Those men and their hairs

Thursday, August 22, 2002
Gloria Masoner

I've never understood the relationship men have with their hair.

I mean as a woman ages, she faces changes as well. She has to put up with wrinkles, gray hair, menopause and the need to tell horrible lies about her age.

Women have to put up with the same daily reminders of the aging process as men. Every day they watch the hair coloring, estrogen and wrinkle cream commercials. Men have to put up with commercials about hair loss.

"Would she feel the same way if you lost your hair?" the faceless announcer asks the good looking young man with a head full of hair.

"Yeah," says the good looking guy with a lot of hair. "But she'd feel it about somebody else."

If he's dumb enough to keep her around, he deserves the devastation of seeing her move out the minute he starts shedding more hair than he grows.

I keep wanting to yell at him ... "RUN!"

I have never had any issues with follically impaired men. I do have a problem with men who try to hide the fact.

Brad doesn't carry his vanity to the extreme that some men do -- but he does hold fast to those last 159 hairs he has on top of his head -- that's only an estimate, I haven't actually counted them.

I am wearing him down. When we first got together, he had about twice as many hairs on top of his head. They were about 12 inches long while the rest of his hair measured no more than two inches. For three years, he wouldn't let me cut those 318 hairs. Finally about two years ago, he allowed me to cut them in half. Just last week, he finally allowed me to take them down to the same height as the rest of his hair.

I've tried several times to convince him that it would be virtually painless to take them down to the scalp. In fact it really wouldn't be hard to pluck them.

"Leave the top of my head alone!" he keeps telling me. "I don't want you touching them." He's very possessive of his hairs.

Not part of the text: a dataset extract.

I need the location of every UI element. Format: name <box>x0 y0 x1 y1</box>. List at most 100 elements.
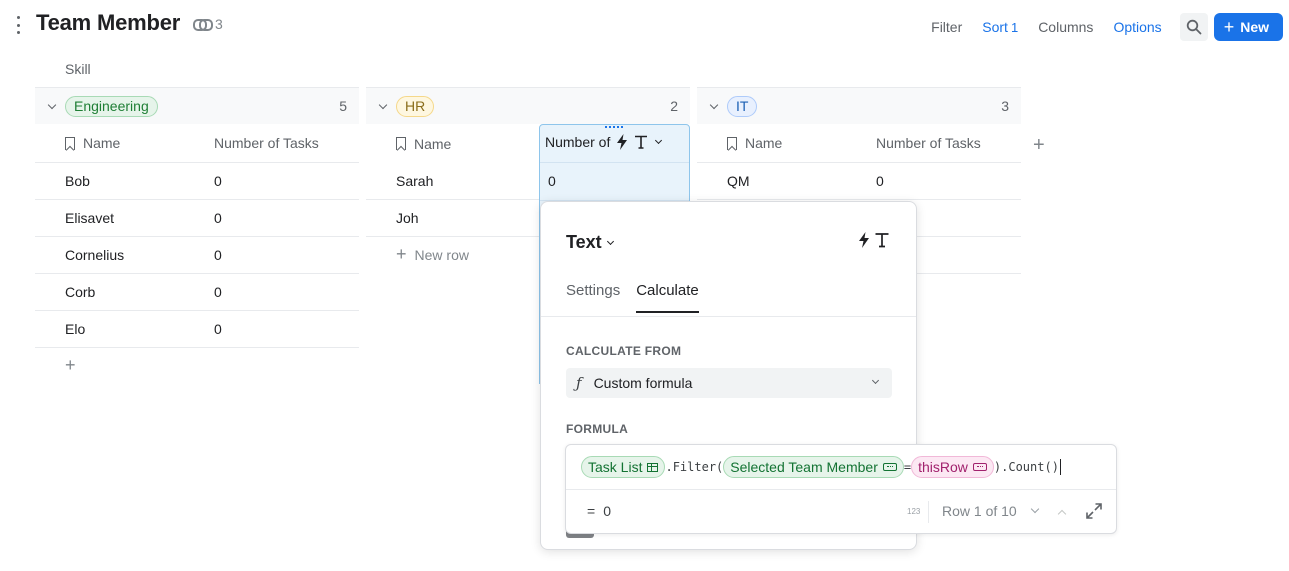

Even as I read this to him for final approval, he's shaking his head and saying "It ain't gonna happen."

In a generous attempt to make up for my follicle faux pas, I did volunteer to go through the pain of becoming his transplant donor.

"I'd rather be bald than spend the rest of my life as a ditzy blonde," he retorted.


In order to be politically correct, let me point out -- that last comment wasn't directed at blondes in general.

Now who's going through mood swings?

Speaking of mood swings, menopause, gray hair and wrinkles, I have a good friend who's celebrating her 40th birthday on the 24th. At least she was a good friend right up to the time she opened her paper this afternoon.

Actually, announcing her birthday in this manner isn't nearly as cruel as what she did to me on my 40th.

I had called her that morning and told her in strictest confidence that the eye doctor had recommended bifocals. She felt the need to share that deep dark secret with the world when she called Open Line to wish me a happy birthday.

Of course I'm willing to forgive her. She knows too many other secrets for me to risk making her angry.

They have a word for friends like Penny Cooper.

They're called angels.

Be sure to wish her a very happy 40th birthday. She'll be on the job at Culligan tomorrow.